Review consent mechanisms for the higher penalty environment. Cookie banners designed to satisfy a £500,000 maximum penalty regime may not be adequate for a £17.5 million regime. In particular, review whether your consent mechanism genuinely satisfies the "freely given" requirement — cookie walls that deny access to users who refuse consent are explicitly addressed in the guidance and are unlikely to satisfy the standard.
Assess the instigation risk in your advertising and marketing technology stack. If your organisation relies on third-party ad scripts, review whether those scripts are setting cookies and whether your existing consent framework covers the cookies set by those scripts.
Establish your complaints procedure before June 2026. Document the process, assign responsibility, define response timescales, and create an audit trail mechanism.
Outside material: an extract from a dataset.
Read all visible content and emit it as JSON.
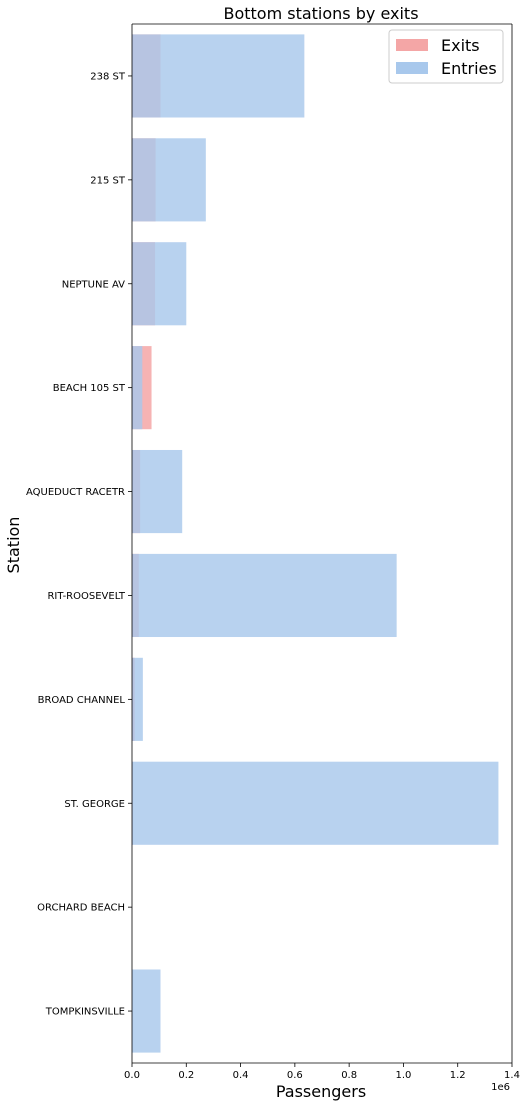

Do not treat this as a paper exercise — the ICO will assess whether procedures are operationally effective, not just documented.
Monitor ICO updates on the low-risk advertising cookie question. The ICO has indicated that further guidance will follow in the coming weeks. Until that guidance is published, continue applying the current consent requirements to advertising cookies.
The 29 April guidance marks the end of a two-year consultation process and the beginning of a new enforcement environment. Organisations that have been treating cookie compliance as a low-priority tickbox exercise are operating in a different regulatory reality than the one that now exists. The ICO has the tools, the penalty levels, and the stated intention to enforce. The question for compliance teams is not whether to act, but how quickly.